I have a set of rules that surround references and I would like to make sure that I'm correct about all of them:

  1. Standard references are the same as raw pointers, they just offer static analysis with their lifetimes and therefore comply with the following depending on the system's architecture
assert_eq!(std::mem::size_of::<&T>(), std::mem::size_of::usize());
//where T: Sized
  1. A reference to a trait, also known as dynamic dispatch is twice as large due to it having both the data and the vtable
  2. A reference to a slice is also an exception, in that it has the data pointer, and the length of which it points, but the slice itself isn't usually a struct in and of itself, instead more like a smart buffer pointer (so an &[T] is kind of like a &&[T; size] but size is unknown so it's [T]: !Sized) and actually doesn't represent the data itself, instead representing the pointer and length of said data
  3. str and &str either follow the same rules as [T] and &[T] or they're magic because of unicode

I'm sorry for the verbosity of these questions, but I just wanted to be reassured that I was correct in how the memory internals for rust and its references work. Also, are there any more exceptions in rust pointers/references which don't follow rule #1?

This isn't strictly true, since references have additional guarantees given to LLVM when generating assembly. The compiler makes the assumption that two mutable references to the same data cannot exist, and will compile and optimize code with this assumption in mind - similarly, it assumes no immutable references to data can exist while a mutable reference exists.

The memory representation of references is always the same as raw pointers, but it isn't just static analysis.
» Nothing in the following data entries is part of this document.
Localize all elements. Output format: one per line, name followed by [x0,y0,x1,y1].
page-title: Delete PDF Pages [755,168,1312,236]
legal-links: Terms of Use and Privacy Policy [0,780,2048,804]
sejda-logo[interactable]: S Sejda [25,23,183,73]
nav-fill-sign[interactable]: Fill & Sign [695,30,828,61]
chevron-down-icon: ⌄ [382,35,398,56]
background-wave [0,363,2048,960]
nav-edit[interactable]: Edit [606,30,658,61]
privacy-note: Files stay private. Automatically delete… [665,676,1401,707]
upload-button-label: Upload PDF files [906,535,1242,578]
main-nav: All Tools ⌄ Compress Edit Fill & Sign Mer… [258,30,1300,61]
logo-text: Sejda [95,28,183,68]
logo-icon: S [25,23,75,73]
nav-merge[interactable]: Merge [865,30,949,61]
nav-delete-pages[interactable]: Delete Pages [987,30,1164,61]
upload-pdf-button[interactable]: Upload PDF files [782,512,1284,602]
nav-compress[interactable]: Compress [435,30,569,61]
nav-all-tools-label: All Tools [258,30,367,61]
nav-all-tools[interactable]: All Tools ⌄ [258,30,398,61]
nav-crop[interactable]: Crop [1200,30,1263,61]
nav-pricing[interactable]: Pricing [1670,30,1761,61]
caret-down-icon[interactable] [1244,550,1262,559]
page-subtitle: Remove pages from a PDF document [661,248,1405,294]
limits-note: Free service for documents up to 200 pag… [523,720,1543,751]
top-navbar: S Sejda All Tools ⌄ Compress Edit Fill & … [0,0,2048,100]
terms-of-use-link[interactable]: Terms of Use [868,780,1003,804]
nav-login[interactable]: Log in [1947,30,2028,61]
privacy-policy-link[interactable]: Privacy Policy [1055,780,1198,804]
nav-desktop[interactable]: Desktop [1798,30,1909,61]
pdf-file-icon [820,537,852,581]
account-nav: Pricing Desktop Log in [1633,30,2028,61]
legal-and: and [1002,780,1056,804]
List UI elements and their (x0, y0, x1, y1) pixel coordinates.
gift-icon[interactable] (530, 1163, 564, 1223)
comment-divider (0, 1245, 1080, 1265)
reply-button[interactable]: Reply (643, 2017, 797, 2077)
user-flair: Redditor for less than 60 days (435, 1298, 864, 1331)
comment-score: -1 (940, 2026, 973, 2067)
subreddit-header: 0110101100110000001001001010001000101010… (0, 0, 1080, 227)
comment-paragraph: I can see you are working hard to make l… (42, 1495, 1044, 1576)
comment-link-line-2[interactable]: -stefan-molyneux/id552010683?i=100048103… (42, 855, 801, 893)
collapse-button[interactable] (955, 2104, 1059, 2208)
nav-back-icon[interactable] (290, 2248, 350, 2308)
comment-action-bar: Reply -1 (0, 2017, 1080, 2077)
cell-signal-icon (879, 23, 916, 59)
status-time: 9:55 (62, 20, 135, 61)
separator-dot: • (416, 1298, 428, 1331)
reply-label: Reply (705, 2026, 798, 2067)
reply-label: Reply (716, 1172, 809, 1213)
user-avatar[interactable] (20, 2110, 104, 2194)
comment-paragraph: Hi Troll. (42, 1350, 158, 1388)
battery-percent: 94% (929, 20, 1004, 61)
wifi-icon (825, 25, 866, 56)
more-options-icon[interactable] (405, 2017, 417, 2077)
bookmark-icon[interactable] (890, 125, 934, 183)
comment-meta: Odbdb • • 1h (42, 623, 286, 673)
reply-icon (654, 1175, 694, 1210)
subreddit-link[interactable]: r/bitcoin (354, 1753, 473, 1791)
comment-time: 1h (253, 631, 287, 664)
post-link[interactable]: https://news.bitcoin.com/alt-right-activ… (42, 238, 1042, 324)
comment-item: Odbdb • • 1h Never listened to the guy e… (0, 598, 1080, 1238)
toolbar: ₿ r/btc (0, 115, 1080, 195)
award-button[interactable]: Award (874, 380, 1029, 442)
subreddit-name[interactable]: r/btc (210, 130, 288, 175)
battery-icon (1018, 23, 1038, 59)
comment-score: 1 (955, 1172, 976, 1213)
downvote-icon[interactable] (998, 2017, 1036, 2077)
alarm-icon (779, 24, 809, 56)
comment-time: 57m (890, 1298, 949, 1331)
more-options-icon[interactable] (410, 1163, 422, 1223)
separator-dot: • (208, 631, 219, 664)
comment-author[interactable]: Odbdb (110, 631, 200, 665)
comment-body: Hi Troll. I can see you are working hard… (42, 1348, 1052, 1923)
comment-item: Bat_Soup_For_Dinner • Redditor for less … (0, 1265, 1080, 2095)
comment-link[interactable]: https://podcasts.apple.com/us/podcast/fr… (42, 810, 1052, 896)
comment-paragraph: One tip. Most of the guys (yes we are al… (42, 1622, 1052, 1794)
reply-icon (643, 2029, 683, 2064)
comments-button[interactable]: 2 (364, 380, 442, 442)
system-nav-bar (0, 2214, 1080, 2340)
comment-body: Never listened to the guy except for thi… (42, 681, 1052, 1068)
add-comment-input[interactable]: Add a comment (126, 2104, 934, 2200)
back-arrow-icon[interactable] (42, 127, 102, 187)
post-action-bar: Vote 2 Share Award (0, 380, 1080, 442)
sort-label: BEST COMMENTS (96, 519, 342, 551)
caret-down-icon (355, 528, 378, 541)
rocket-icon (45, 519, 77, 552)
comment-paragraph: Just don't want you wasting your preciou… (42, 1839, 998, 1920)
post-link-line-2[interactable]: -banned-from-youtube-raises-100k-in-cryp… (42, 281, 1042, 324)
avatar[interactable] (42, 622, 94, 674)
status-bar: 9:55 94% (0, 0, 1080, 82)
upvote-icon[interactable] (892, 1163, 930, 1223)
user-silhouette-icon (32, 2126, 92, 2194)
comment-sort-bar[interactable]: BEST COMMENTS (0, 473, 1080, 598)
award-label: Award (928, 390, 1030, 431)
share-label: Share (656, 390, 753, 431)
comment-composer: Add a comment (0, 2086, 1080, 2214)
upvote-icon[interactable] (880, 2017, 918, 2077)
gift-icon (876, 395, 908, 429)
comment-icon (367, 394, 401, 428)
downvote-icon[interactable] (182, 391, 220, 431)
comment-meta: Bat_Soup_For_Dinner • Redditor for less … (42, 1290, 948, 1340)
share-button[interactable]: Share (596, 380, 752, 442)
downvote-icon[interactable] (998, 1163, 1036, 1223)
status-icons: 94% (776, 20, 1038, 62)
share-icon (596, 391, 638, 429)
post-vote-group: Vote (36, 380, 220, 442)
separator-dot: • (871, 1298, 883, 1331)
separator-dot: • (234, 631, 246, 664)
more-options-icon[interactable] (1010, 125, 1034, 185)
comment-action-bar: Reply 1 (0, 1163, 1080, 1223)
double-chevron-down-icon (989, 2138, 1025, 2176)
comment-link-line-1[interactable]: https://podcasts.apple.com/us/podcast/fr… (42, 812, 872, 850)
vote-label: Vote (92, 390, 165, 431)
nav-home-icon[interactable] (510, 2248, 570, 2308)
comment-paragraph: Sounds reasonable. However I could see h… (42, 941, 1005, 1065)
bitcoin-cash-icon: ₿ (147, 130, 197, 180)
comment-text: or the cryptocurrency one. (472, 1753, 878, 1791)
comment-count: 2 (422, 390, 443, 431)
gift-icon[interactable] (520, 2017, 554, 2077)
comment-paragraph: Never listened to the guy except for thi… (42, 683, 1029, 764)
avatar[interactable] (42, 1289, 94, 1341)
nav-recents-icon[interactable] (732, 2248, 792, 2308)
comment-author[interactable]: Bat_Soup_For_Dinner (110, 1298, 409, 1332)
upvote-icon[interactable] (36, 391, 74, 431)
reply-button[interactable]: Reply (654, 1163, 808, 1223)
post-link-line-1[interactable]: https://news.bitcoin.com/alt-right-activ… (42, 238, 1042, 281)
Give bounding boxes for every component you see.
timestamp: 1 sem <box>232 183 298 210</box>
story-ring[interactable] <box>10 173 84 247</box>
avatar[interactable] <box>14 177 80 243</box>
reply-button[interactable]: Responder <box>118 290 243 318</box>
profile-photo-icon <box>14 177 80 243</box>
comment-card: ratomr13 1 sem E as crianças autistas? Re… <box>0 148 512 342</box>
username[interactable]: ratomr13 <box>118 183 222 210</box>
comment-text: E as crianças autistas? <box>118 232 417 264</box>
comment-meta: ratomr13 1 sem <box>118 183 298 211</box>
The difference does affect code generation.

If T is Sized (it could exist on the stack) then &T, &mut T, *T and *mut T have the same size as usize. If it is not, then &T, &mut T, *T and *mut T all have the size of (usize, usize).

  1. A reference to a trait, also known as dynamic dispatch is twice as large due to it having both the data and the vtable

Correct, but I believe "dynamic dispatch" usually refers only to the action of calling a method on a trait object, it's not the name of the trait object itself.

  1. str and &str either follow the same rules as [T] and &[T] or they’re magic because of unicode

They follow the same rules, but provide additional guarantees. str is a wrapper of [T] with the additional guarantee that data inside is unicode. This is special because unsafe code is allowed to assume that all strs contain valid unicode, and invoke undefined behavior if they don't. Technically the compiler can also make this assumption, but I don't know any place that it does.

Also, are there any more exceptions in rust pointers/references which don’t follow rule #1?

The only exceptions I know of are unsized types. One category of those is trait objects - &Trait. The second is, as you mentioned, [T]. The third is any structure containing one of the above.

For instance, take this:

struct X {
    a: u32,
    b: u32,
    c: [u32],
}

Structures like X are very hard to instantiate in rust, but if you manage to then a pointer to one will also be double sized.

A more common example would be RefCell surrounding an unsized type. &RefCell<[u32]> can exist and will be two-pointers wide, like &[u32]. str can also be thought of as a wrapper for [u8] as I mentioned. It isn't defined as one since it's a compiler primitive, but you could define your own:

#[repr(transparent)]
struct MyStr {
    inner: [u8],
}

and after writing enough methods it could behave just like str.


Also: glad to answer. Feel free to reply with further things!

3 Likes

As an aside, I believe (if I’m not mistaken) Rust 1.29.2 (and onwards up to today) had to turn off noalias LLVM attribute emission again due to, also again, an LLVM codegen issue related to it. It seems this is having a hard time sticking around :frowning:.

2 Likes